# CAN I FEED MY RB's CHICKEN AND HAM AND that stuff



## HellSpawn (Oct 7, 2004)

CAN I FEED MY RB's CHICKEN AND HAM AND that stuff


----------



## timmy (Mar 29, 2004)

HellSpawn said:


> CAN I FEED MY RB's CHICKEN AND HAM AND that stuff


 Yes, but it can't be marinated!


----------



## rchan11 (May 6, 2004)

You can feed them pretty much any natural meat.


----------



## r0d1mus (Jul 5, 2004)

I like to through in a drumstick every once in a while and watch them eat it to the bone


----------



## LOON (Jan 30, 2004)

Mine love raw chicken. Only do it as a treat now and then.


----------



## Judazzz (Jan 13, 2003)

Raw chicken or turkey is fine, as long as you use lean parts like chicken breast, and as long as you feed it as a treat only, no more than once or twice per month.

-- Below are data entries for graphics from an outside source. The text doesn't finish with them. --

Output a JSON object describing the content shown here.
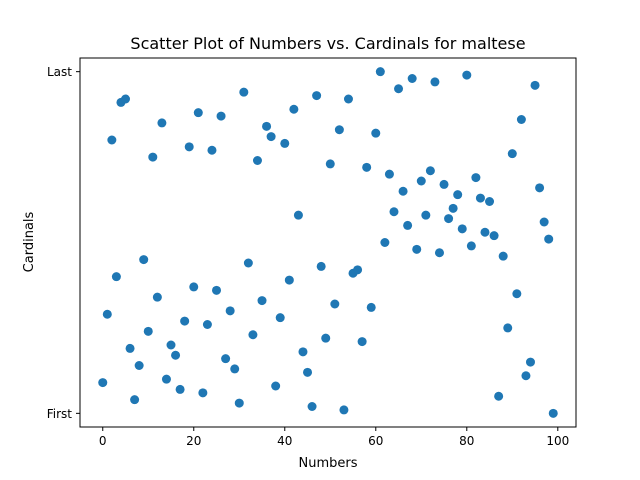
{
  "chart_data": {
    "type": "scatter",
    "title": "Scatter Plot of Numbers vs. Cardinals for maltese",
    "xlabel": "Numbers",
    "ylabel": "Cardinals",
    "xlim": [
      -5,
      104
    ],
    "ylim": [
      -0.04,
      1.04
    ],
    "xticks": [
      0,
      20,
      40,
      60,
      80,
      100
    ],
    "yticks": [
      {
        "value": 0,
        "label": "First"
      },
      {
        "value": 1,
        "label": "Last"
      }
    ],
    "grid": false,
    "color": "#1f77b4",
    "points": [
      {
        "x": 0,
        "y": 0.09
      },
      {
        "x": 1,
        "y": 0.29
      },
      {
        "x": 2,
        "y": 0.8
      },
      {
        "x": 3,
        "y": 0.4
      },
      {
        "x": 4,
        "y": 0.91
      },
      {
        "x": 5,
        "y": 0.92
      },
      {
        "x": 6,
        "y": 0.19
      },
      {
        "x": 7,
        "y": 0.04
      },
      {
        "x": 8,
        "y": 0.14
      },
      {
        "x": 9,
        "y": 0.45
      },
      {
        "x": 10,
        "y": 0.24
      },
      {
        "x": 11,
        "y": 0.75
      },
      {
        "x": 12,
        "y": 0.34
      },
      {
        "x": 13,
        "y": 0.85
      },
      {
        "x": 14,
        "y": 0.1
      },
      {
        "x": 15,
        "y": 0.2
      },
      {
        "x": 16,
        "y": 0.17
      },
      {
        "x": 17,
        "y": 0.07
      },
      {
        "x": 18,
        "y": 0.27
      },
      {
        "x": 19,
        "y": 0.78
      },
      {
        "x": 20,
        "y": 0.37
      },
      {
        "x": 21,
        "y": 0.88
      },
      {
        "x": 22,
        "y": 0.06
      },
      {
        "x": 23,
        "y": 0.26
      },
      {
        "x": 24,
        "y": 0.77
      },
      {
        "x": 25,
        "y": 0.36
      },
      {
        "x": 26,
        "y": 0.87
      },
      {
        "x": 27,
        "y": 0.16
      },
      {
        "x": 28,
        "y": 0.3
      },
      {
        "x": 29,
        "y": 0.13
      },
      {
        "x": 30,
        "y": 0.03
      },
      {
        "x": 31,
        "y": 0.94
      },
      {
        "x": 32,
        "y": 0.44
      },
      {
        "x": 33,
        "y": 0.23
      },
      {
        "x": 34,
        "y": 0.74
      },
      {
        "x": 35,
        "y": 0.33
      },
      {
        "x": 36,
        "y": 0.84
      },
      {
        "x": 37,
        "y": 0.81
      },
      {
        "x": 38,
        "y": 0.08
      },
      {
        "x": 39,
        "y": 0.28
      },
      {
        "x": 40,
        "y": 0.79
      },
      {
        "x": 41,
        "y": 0.39
      },
      {
        "x": 42,
        "y": 0.89
      },
      {
        "x": 43,
        "y": 0.58
      },
      {
        "x": 44,
        "y": 0.18
      },
      {
        "x": 45,
        "y": 0.12
      },
      {
        "x": 46,
        "y": 0.02
      },
      {
        "x": 47,
        "y": 0.93
      },
      {
        "x": 48,
        "y": 0.43
      },
      {
        "x": 49,
        "y": 0.22
      },
      {
        "x": 50,
        "y": 0.73
      },
      {
        "x": 51,
        "y": 0.32
      },
      {
        "x": 52,
        "y": 0.83
      },
      {
        "x": 53,
        "y": 0.01
      },
      {
        "x": 54,
        "y": 0.92
      },
      {
        "x": 55,
        "y": 0.41
      },
      {
        "x": 56,
        "y": 0.42
      },
      {
        "x": 57,
        "y": 0.21
      },
      {
        "x": 58,
        "y": 0.72
      },
      {
        "x": 59,
        "y": 0.31
      },
      {
        "x": 60,
        "y": 0.82
      },
      {
        "x": 61,
        "y": 1.0
      },
      {
        "x": 62,
        "y": 0.5
      },
      {
        "x": 63,
        "y": 0.7
      },
      {
        "x": 64,
        "y": 0.59
      },
      {
        "x": 65,
        "y": 0.95
      },
      {
        "x": 66,
        "y": 0.65
      },
      {
        "x": 67,
        "y": 0.55
      },
      {
        "x": 68,
        "y": 0.98
      },
      {
        "x": 69,
        "y": 0.48
      },
      {
        "x": 70,
        "y": 0.68
      },
      {
        "x": 71,
        "y": 0.58
      },
      {
        "x": 72,
        "y": 0.71
      },
      {
        "x": 73,
        "y": 0.97
      },
      {
        "x": 74,
        "y": 0.47
      },
      {
        "x": 75,
        "y": 0.67
      },
      {
        "x": 76,
        "y": 0.57
      },
      {
        "x": 77,
        "y": 0.6
      },
      {
        "x": 78,
        "y": 0.64
      },
      {
        "x": 79,
        "y": 0.54
      },
      {
        "x": 80,
        "y": 0.99
      },
      {
        "x": 81,
        "y": 0.49
      },
      {
        "x": 82,
        "y": 0.69
      },
      {
        "x": 83,
        "y": 0.63
      },
      {
        "x": 84,
        "y": 0.53
      },
      {
        "x": 85,
        "y": 0.62
      },
      {
        "x": 86,
        "y": 0.52
      },
      {
        "x": 87,
        "y": 0.05
      },
      {
        "x": 88,
        "y": 0.46
      },
      {
        "x": 89,
        "y": 0.25
      },
      {
        "x": 90,
        "y": 0.76
      },
      {
        "x": 91,
        "y": 0.35
      },
      {
        "x": 92,
        "y": 0.86
      },
      {
        "x": 93,
        "y": 0.11
      },
      {
        "x": 94,
        "y": 0.15
      },
      {
        "x": 95,
        "y": 0.96
      },
      {
        "x": 96,
        "y": 0.66
      },
      {
        "x": 97,
        "y": 0.56
      },
      {
        "x": 98,
        "y": 0.51
      },
      {
        "x": 99,
        "y": 0.0
      }
    ]
  }
}
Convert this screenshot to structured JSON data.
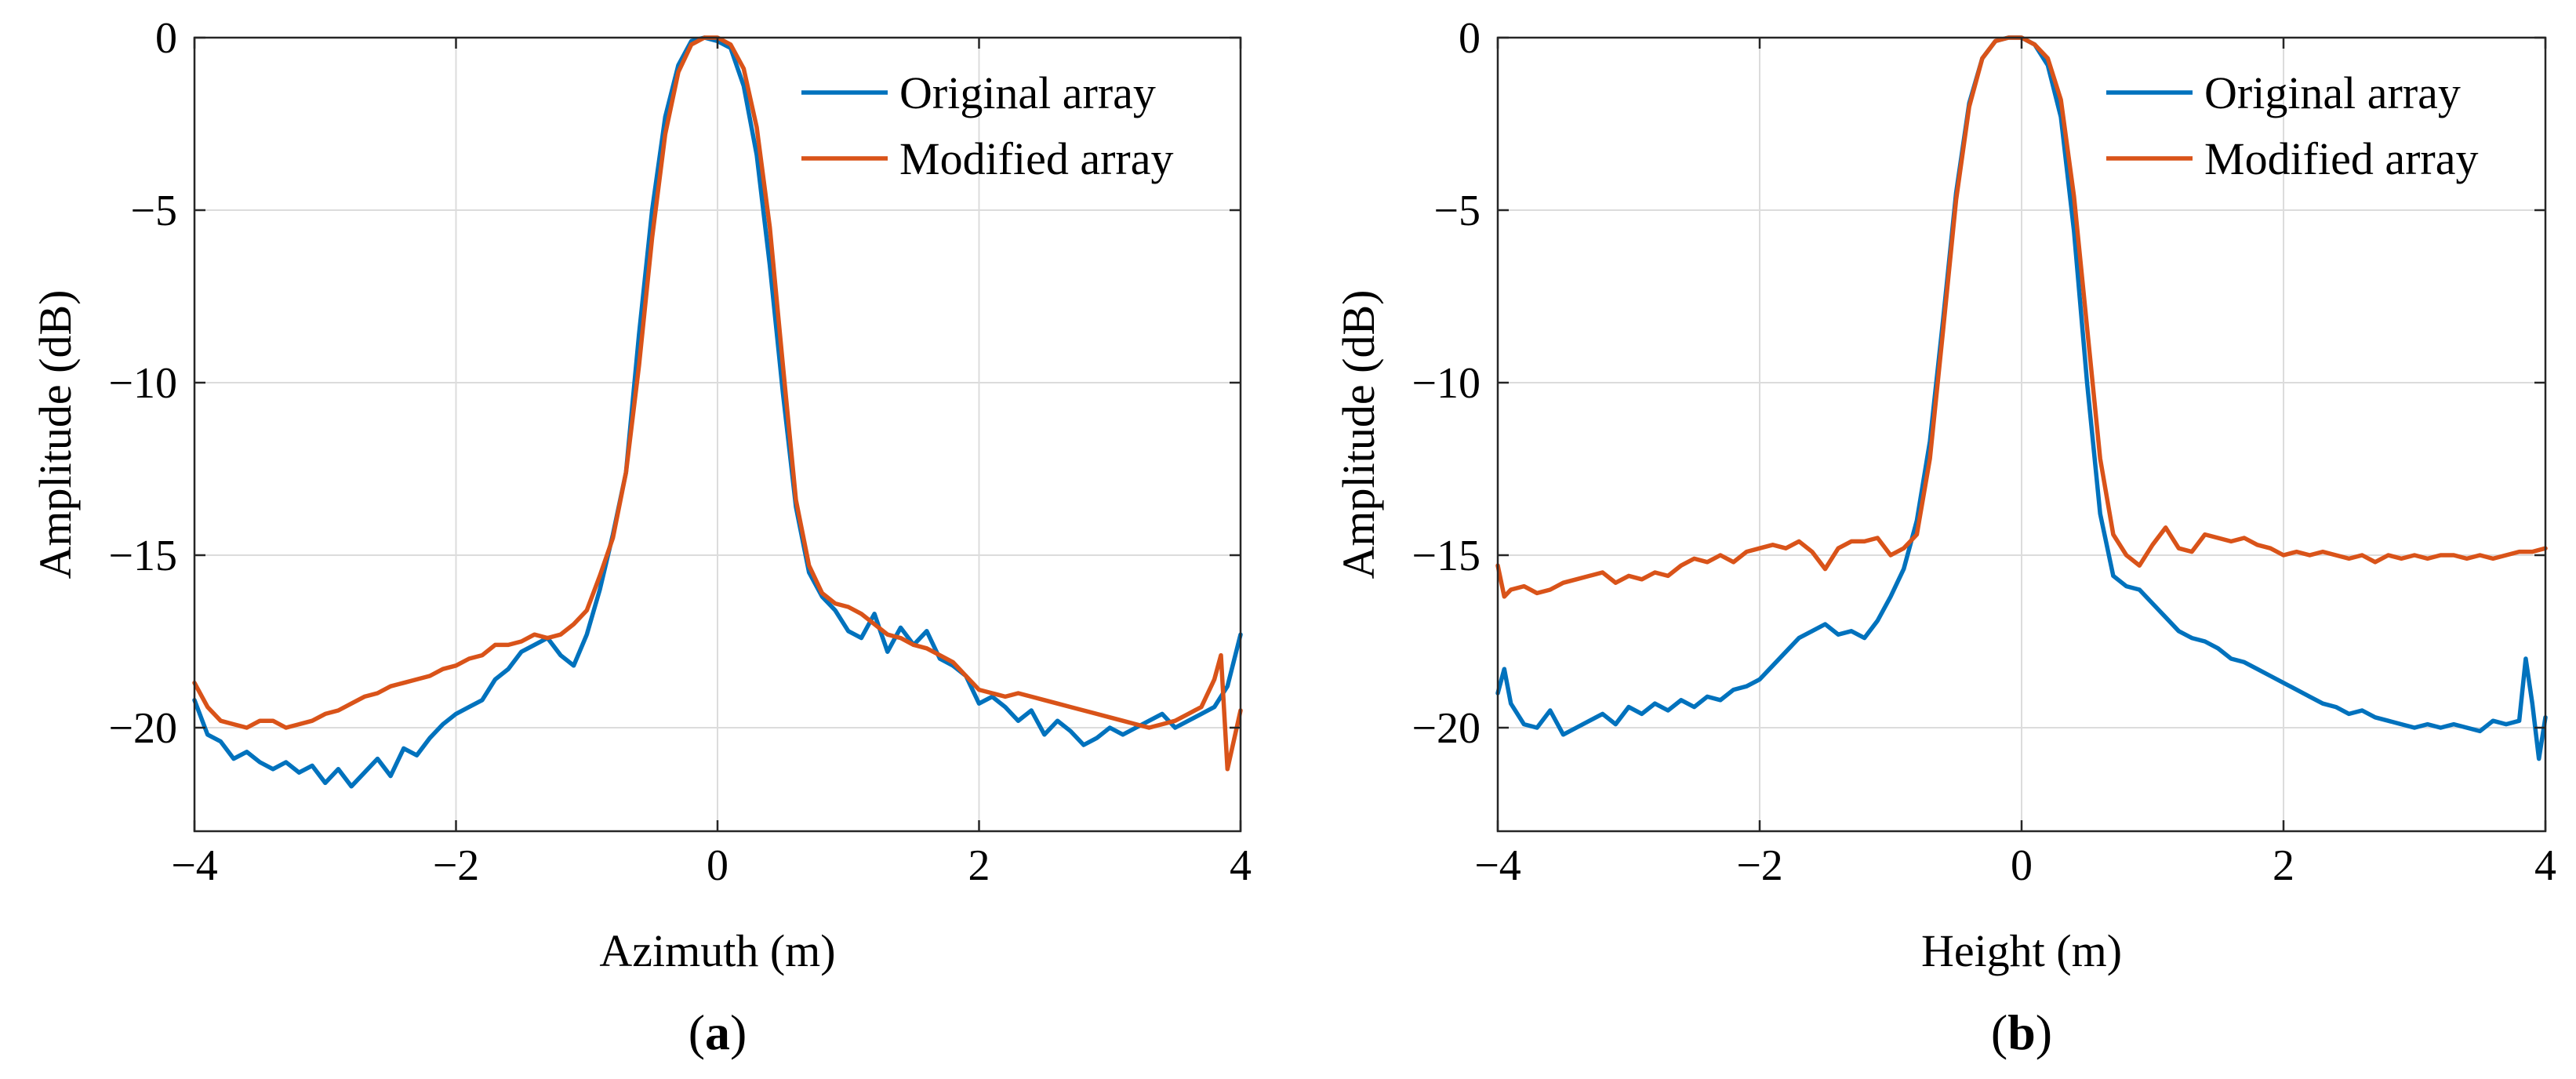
{
  "chart_data": [
    {
      "type": "line",
      "panel_label": "a",
      "xlabel": "Azimuth (m)",
      "ylabel": "Amplitude (dB)",
      "xlim": [
        -4,
        4
      ],
      "ylim": [
        -23,
        0
      ],
      "xticks": [
        -4,
        -2,
        0,
        2,
        4
      ],
      "yticks": [
        0,
        -5,
        -10,
        -15,
        -20
      ],
      "xtick_labels": [
        "−4",
        "−2",
        "0",
        "2",
        "4"
      ],
      "ytick_labels": [
        "0",
        "−5",
        "−10",
        "−15",
        "−20"
      ],
      "grid": true,
      "legend_position": "top-right",
      "series": [
        {
          "name": "Original array",
          "color": "#0072BD",
          "x": [
            -4.0,
            -3.9,
            -3.8,
            -3.7,
            -3.6,
            -3.5,
            -3.4,
            -3.3,
            -3.2,
            -3.1,
            -3.0,
            -2.9,
            -2.8,
            -2.7,
            -2.6,
            -2.5,
            -2.4,
            -2.3,
            -2.2,
            -2.1,
            -2.0,
            -1.9,
            -1.8,
            -1.7,
            -1.6,
            -1.5,
            -1.4,
            -1.3,
            -1.2,
            -1.1,
            -1.0,
            -0.9,
            -0.8,
            -0.7,
            -0.6,
            -0.5,
            -0.4,
            -0.3,
            -0.2,
            -0.1,
            0.0,
            0.1,
            0.2,
            0.3,
            0.4,
            0.5,
            0.6,
            0.7,
            0.8,
            0.9,
            1.0,
            1.1,
            1.2,
            1.3,
            1.4,
            1.5,
            1.6,
            1.7,
            1.8,
            1.9,
            2.0,
            2.1,
            2.2,
            2.3,
            2.4,
            2.5,
            2.6,
            2.7,
            2.8,
            2.9,
            3.0,
            3.1,
            3.2,
            3.3,
            3.4,
            3.5,
            3.6,
            3.7,
            3.8,
            3.9,
            4.0
          ],
          "y": [
            -19.2,
            -20.2,
            -20.4,
            -20.9,
            -20.7,
            -21.0,
            -21.2,
            -21.0,
            -21.3,
            -21.1,
            -21.6,
            -21.2,
            -21.7,
            -21.3,
            -20.9,
            -21.4,
            -20.6,
            -20.8,
            -20.3,
            -19.9,
            -19.6,
            -19.4,
            -19.2,
            -18.6,
            -18.3,
            -17.8,
            -17.6,
            -17.4,
            -17.9,
            -18.2,
            -17.3,
            -16.0,
            -14.4,
            -12.6,
            -8.6,
            -5.0,
            -2.3,
            -0.8,
            -0.1,
            0.0,
            -0.1,
            -0.3,
            -1.4,
            -3.4,
            -6.6,
            -10.3,
            -13.6,
            -15.5,
            -16.2,
            -16.6,
            -17.2,
            -17.4,
            -16.7,
            -17.8,
            -17.1,
            -17.6,
            -17.2,
            -18.0,
            -18.2,
            -18.5,
            -19.3,
            -19.1,
            -19.4,
            -19.8,
            -19.5,
            -20.2,
            -19.8,
            -20.1,
            -20.5,
            -20.3,
            -20.0,
            -20.2,
            -20.0,
            -19.8,
            -19.6,
            -20.0,
            -19.8,
            -19.6,
            -19.4,
            -18.8,
            -17.3
          ]
        },
        {
          "name": "Modified array",
          "color": "#D95319",
          "x": [
            -4.0,
            -3.9,
            -3.8,
            -3.7,
            -3.6,
            -3.5,
            -3.4,
            -3.3,
            -3.2,
            -3.1,
            -3.0,
            -2.9,
            -2.8,
            -2.7,
            -2.6,
            -2.5,
            -2.4,
            -2.3,
            -2.2,
            -2.1,
            -2.0,
            -1.9,
            -1.8,
            -1.7,
            -1.6,
            -1.5,
            -1.4,
            -1.3,
            -1.2,
            -1.1,
            -1.0,
            -0.9,
            -0.8,
            -0.7,
            -0.6,
            -0.5,
            -0.4,
            -0.3,
            -0.2,
            -0.1,
            0.0,
            0.1,
            0.2,
            0.3,
            0.4,
            0.5,
            0.6,
            0.7,
            0.8,
            0.9,
            1.0,
            1.1,
            1.2,
            1.3,
            1.4,
            1.5,
            1.6,
            1.7,
            1.8,
            1.9,
            2.0,
            2.1,
            2.2,
            2.3,
            2.4,
            2.5,
            2.6,
            2.7,
            2.8,
            2.9,
            3.0,
            3.1,
            3.2,
            3.3,
            3.4,
            3.5,
            3.6,
            3.7,
            3.8,
            3.85,
            3.9,
            4.0
          ],
          "y": [
            -18.7,
            -19.4,
            -19.8,
            -19.9,
            -20.0,
            -19.8,
            -19.8,
            -20.0,
            -19.9,
            -19.8,
            -19.6,
            -19.5,
            -19.3,
            -19.1,
            -19.0,
            -18.8,
            -18.7,
            -18.6,
            -18.5,
            -18.3,
            -18.2,
            -18.0,
            -17.9,
            -17.6,
            -17.6,
            -17.5,
            -17.3,
            -17.4,
            -17.3,
            -17.0,
            -16.6,
            -15.6,
            -14.5,
            -12.6,
            -9.5,
            -5.8,
            -2.8,
            -1.0,
            -0.2,
            0.0,
            0.0,
            -0.2,
            -0.9,
            -2.6,
            -5.5,
            -9.5,
            -13.4,
            -15.3,
            -16.1,
            -16.4,
            -16.5,
            -16.7,
            -17.0,
            -17.3,
            -17.4,
            -17.6,
            -17.7,
            -17.9,
            -18.1,
            -18.5,
            -18.9,
            -19.0,
            -19.1,
            -19.0,
            -19.1,
            -19.2,
            -19.3,
            -19.4,
            -19.5,
            -19.6,
            -19.7,
            -19.8,
            -19.9,
            -20.0,
            -19.9,
            -19.8,
            -19.6,
            -19.4,
            -18.6,
            -17.9,
            -21.2,
            -19.5
          ]
        }
      ]
    },
    {
      "type": "line",
      "panel_label": "b",
      "xlabel": "Height (m)",
      "ylabel": "Amplitude (dB)",
      "xlim": [
        -4,
        4
      ],
      "ylim": [
        -23,
        0
      ],
      "xticks": [
        -4,
        -2,
        0,
        2,
        4
      ],
      "yticks": [
        0,
        -5,
        -10,
        -15,
        -20
      ],
      "xtick_labels": [
        "−4",
        "−2",
        "0",
        "2",
        "4"
      ],
      "ytick_labels": [
        "0",
        "−5",
        "−10",
        "−15",
        "−20"
      ],
      "grid": true,
      "legend_position": "top-right",
      "series": [
        {
          "name": "Original array",
          "color": "#0072BD",
          "x": [
            -4.0,
            -3.95,
            -3.9,
            -3.8,
            -3.7,
            -3.6,
            -3.5,
            -3.4,
            -3.3,
            -3.2,
            -3.1,
            -3.0,
            -2.9,
            -2.8,
            -2.7,
            -2.6,
            -2.5,
            -2.4,
            -2.3,
            -2.2,
            -2.1,
            -2.0,
            -1.9,
            -1.8,
            -1.7,
            -1.6,
            -1.5,
            -1.4,
            -1.3,
            -1.2,
            -1.1,
            -1.0,
            -0.9,
            -0.8,
            -0.7,
            -0.6,
            -0.5,
            -0.4,
            -0.3,
            -0.2,
            -0.1,
            0.0,
            0.1,
            0.2,
            0.3,
            0.4,
            0.5,
            0.6,
            0.7,
            0.8,
            0.9,
            1.0,
            1.1,
            1.2,
            1.3,
            1.4,
            1.5,
            1.6,
            1.7,
            1.8,
            1.9,
            2.0,
            2.1,
            2.2,
            2.3,
            2.4,
            2.5,
            2.6,
            2.7,
            2.8,
            2.9,
            3.0,
            3.1,
            3.2,
            3.3,
            3.4,
            3.5,
            3.6,
            3.7,
            3.8,
            3.85,
            3.9,
            3.95,
            4.0
          ],
          "y": [
            -19.0,
            -18.3,
            -19.3,
            -19.9,
            -20.0,
            -19.5,
            -20.2,
            -20.0,
            -19.8,
            -19.6,
            -19.9,
            -19.4,
            -19.6,
            -19.3,
            -19.5,
            -19.2,
            -19.4,
            -19.1,
            -19.2,
            -18.9,
            -18.8,
            -18.6,
            -18.2,
            -17.8,
            -17.4,
            -17.2,
            -17.0,
            -17.3,
            -17.2,
            -17.4,
            -16.9,
            -16.2,
            -15.4,
            -14.0,
            -11.7,
            -8.2,
            -4.5,
            -1.9,
            -0.6,
            -0.1,
            0.0,
            0.0,
            -0.2,
            -0.8,
            -2.3,
            -5.6,
            -10.0,
            -13.8,
            -15.6,
            -15.9,
            -16.0,
            -16.4,
            -16.8,
            -17.2,
            -17.4,
            -17.5,
            -17.7,
            -18.0,
            -18.1,
            -18.3,
            -18.5,
            -18.7,
            -18.9,
            -19.1,
            -19.3,
            -19.4,
            -19.6,
            -19.5,
            -19.7,
            -19.8,
            -19.9,
            -20.0,
            -19.9,
            -20.0,
            -19.9,
            -20.0,
            -20.1,
            -19.8,
            -19.9,
            -19.8,
            -18.0,
            -19.3,
            -20.9,
            -19.7
          ]
        },
        {
          "name": "Modified array",
          "color": "#D95319",
          "x": [
            -4.0,
            -3.95,
            -3.9,
            -3.8,
            -3.7,
            -3.6,
            -3.5,
            -3.4,
            -3.3,
            -3.2,
            -3.1,
            -3.0,
            -2.9,
            -2.8,
            -2.7,
            -2.6,
            -2.5,
            -2.4,
            -2.3,
            -2.2,
            -2.1,
            -2.0,
            -1.9,
            -1.8,
            -1.7,
            -1.6,
            -1.5,
            -1.4,
            -1.3,
            -1.2,
            -1.1,
            -1.0,
            -0.9,
            -0.8,
            -0.7,
            -0.6,
            -0.5,
            -0.4,
            -0.3,
            -0.2,
            -0.1,
            0.0,
            0.1,
            0.2,
            0.3,
            0.4,
            0.5,
            0.6,
            0.7,
            0.8,
            0.9,
            1.0,
            1.1,
            1.2,
            1.3,
            1.4,
            1.5,
            1.6,
            1.7,
            1.8,
            1.9,
            2.0,
            2.1,
            2.2,
            2.3,
            2.4,
            2.5,
            2.6,
            2.7,
            2.8,
            2.9,
            3.0,
            3.1,
            3.2,
            3.3,
            3.4,
            3.5,
            3.6,
            3.7,
            3.8,
            3.9,
            4.0
          ],
          "y": [
            -15.3,
            -16.2,
            -16.0,
            -15.9,
            -16.1,
            -16.0,
            -15.8,
            -15.7,
            -15.6,
            -15.5,
            -15.8,
            -15.6,
            -15.7,
            -15.5,
            -15.6,
            -15.3,
            -15.1,
            -15.2,
            -15.0,
            -15.2,
            -14.9,
            -14.8,
            -14.7,
            -14.8,
            -14.6,
            -14.9,
            -15.4,
            -14.8,
            -14.6,
            -14.6,
            -14.5,
            -15.0,
            -14.8,
            -14.4,
            -12.2,
            -8.5,
            -4.7,
            -2.0,
            -0.6,
            -0.1,
            0.0,
            0.0,
            -0.2,
            -0.6,
            -1.8,
            -4.6,
            -8.4,
            -12.2,
            -14.4,
            -15.0,
            -15.3,
            -14.7,
            -14.2,
            -14.8,
            -14.9,
            -14.4,
            -14.5,
            -14.6,
            -14.5,
            -14.7,
            -14.8,
            -15.0,
            -14.9,
            -15.0,
            -14.9,
            -15.0,
            -15.1,
            -15.0,
            -15.2,
            -15.0,
            -15.1,
            -15.0,
            -15.1,
            -15.0,
            -15.0,
            -15.1,
            -15.0,
            -15.1,
            -15.0,
            -14.9,
            -14.9,
            -14.8
          ]
        }
      ]
    }
  ]
}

Marinated or seasoned chicken is a big no-no (it'll kill your fish in no-time!), and I would stay away from ham as well - it contains too much fat, usually contains chemical additives and spices, and it doesn't really match the natural diet of piranha's either...


----------



## Anko (Oct 2, 2004)

a drumstick...mmm....k.......


----------



## zygapophysis (Jul 16, 2004)

i feed raw chicken once in a while, chicken hearts once in a while


----------